2018-01-08 16:17:30 UTC:removed(53072):removed@removed:[21450]:HINT: In a moment you should be able to reconnect to the database and repeat your command.

then repeat below log a bunch of times

2018-01-08 16:17:30 UTC:removed(53166):removed@removed:[21537]:FATAL: the database system is in recovery mode

Do you think that this log:

2018-01-08 16:17:30 UTC:removed(53072):removed@removed:[21450]:DETAIL: The postmaster has commanded this server process to roll back the current transaction and exit, because another server process exited abnormally and possibly corrupted shared memory.

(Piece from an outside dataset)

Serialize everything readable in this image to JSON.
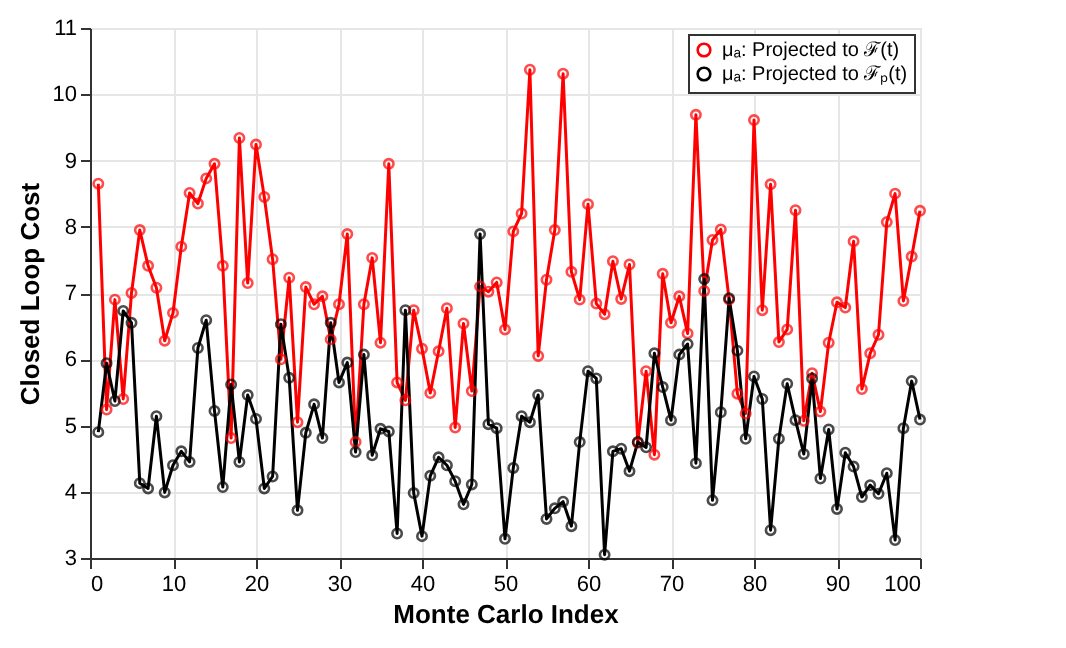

could be because I often run sudo systemctl stop logstash and maybe the Postgres database couldn't stop the large query very quickly so the processed was killed in a bad way (or something)?


(Guy Boertje) #6

Well it does look like your Postgres db is segfaulting.

Sequel uses a connection pool under the hood so I guess the jdbc input's connection is a pool connection lease. I think it is these connections that are throwing the PGException indirectly.


#7

I'm not familiar with the concept of segfaulting. Is that something caused by a bug in Postrgesql, or AWS RDS, or is it because of some misconfiguration on our part? Or it normal to see this if you overload the database somehow?


(Guy Boertje) #8

An abnormal obscure bug of some kind in Postgres I think. How often does it happen?

I am not a DBA type expert.

Try to upgrade to a more recent version of PG and the driver too.

Other than that, you will need to put your Sherlock Holmes hat on and search the internet.


#9

okay thank you


(system) #10

This topic was automatically closed 28 days after the last reply. New replies are no longer allowed.